I think the onus is upon the government to prove that case beyond all reasonable doubt.

Why depart from 400 years of clarity and consistency?

There is no logical reason.

As an aside, every member in this House had the Oaktree Foundation come through to us about increasing our foreign aid to 0.5 per cent of GDP. It is a worthy goal. But when those guys sat down next to me, I said: 'Do you know what you are actually chasing? Are you chasing more money going into the system, or are you chasing a better result?' They are not the same. Some of the money we send overseas has as little as 16c in the dollar getting to the pointy end. So I said, 'Aren't we better off working with the money we have to get a better result on the ground?' Aren't we better off trying to raise that 16c to get to the Salvation Army's 81½c?
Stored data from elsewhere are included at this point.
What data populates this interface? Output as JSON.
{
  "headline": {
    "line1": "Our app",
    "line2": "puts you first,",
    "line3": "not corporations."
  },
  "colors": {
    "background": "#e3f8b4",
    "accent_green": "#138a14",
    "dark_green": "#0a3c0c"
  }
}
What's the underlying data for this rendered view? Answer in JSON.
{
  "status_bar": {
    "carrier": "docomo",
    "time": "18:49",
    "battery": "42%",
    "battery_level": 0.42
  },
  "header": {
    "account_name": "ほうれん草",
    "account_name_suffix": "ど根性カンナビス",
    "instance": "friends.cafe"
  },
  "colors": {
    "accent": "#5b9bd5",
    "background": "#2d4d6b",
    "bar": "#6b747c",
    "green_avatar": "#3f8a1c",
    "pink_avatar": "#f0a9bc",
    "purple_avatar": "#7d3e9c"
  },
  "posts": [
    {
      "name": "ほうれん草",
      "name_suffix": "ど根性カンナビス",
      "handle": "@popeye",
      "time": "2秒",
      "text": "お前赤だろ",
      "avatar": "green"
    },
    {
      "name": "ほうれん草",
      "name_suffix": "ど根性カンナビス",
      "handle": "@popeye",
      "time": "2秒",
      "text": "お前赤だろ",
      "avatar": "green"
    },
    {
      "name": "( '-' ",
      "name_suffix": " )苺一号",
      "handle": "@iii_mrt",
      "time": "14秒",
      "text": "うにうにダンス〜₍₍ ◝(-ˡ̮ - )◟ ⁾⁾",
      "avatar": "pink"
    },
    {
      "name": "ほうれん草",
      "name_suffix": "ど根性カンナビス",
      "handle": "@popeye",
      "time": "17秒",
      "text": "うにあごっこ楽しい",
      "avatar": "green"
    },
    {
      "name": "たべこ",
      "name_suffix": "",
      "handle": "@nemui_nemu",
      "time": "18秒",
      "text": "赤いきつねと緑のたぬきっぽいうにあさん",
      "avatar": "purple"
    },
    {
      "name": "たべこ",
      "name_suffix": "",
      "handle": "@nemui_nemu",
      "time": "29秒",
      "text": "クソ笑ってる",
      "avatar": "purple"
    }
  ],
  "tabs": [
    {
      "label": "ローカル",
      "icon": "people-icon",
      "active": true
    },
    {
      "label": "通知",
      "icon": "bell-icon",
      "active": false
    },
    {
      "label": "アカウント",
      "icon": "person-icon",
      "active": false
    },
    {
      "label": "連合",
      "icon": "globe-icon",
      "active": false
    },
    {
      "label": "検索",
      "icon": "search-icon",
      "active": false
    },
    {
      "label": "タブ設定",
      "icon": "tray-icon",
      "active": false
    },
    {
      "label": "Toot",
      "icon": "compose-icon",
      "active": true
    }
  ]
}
Isn't that the goal—to make people better off? If someone could tell me how this place and this bill are going to make all the charity sector and all the not-for-profit sector and all the churches better off, I will be available for that meeting.

This just puts another border around which someone must work. This is just giving work to solicitors to come up with those sorts of things. It lets governments of whatever persuasion pick on someone and say, 'You do not quite fit that so out you go.' We are running a real risk with this, because we have a great number of things which must be done by this parliament.

I do not think that this is one of the things that we should be concentrating on. We should be concentrating on the things that make people's lives better. I want to see a bill in this place about homelessness. I want to see a bill in this place about doing all sorts of good things. This sort of mucking around with definitions and regulation for regulation sake does not do anyone in here any good. You are alienating an entire sector of the community. If this does go through, we will repeal it, and I am calling on all the charities and not-for-profits to make sure that their position is known to every Labor member and every Labor candidate and that what this government has done: load up red tape on this sector. We should be getting rid of red tape. Our aspiration should be at least the Salvation Army's 81½c in every dollar going to the front line of services. This bill is absolute rubbish and we should vote against it. I thank the House.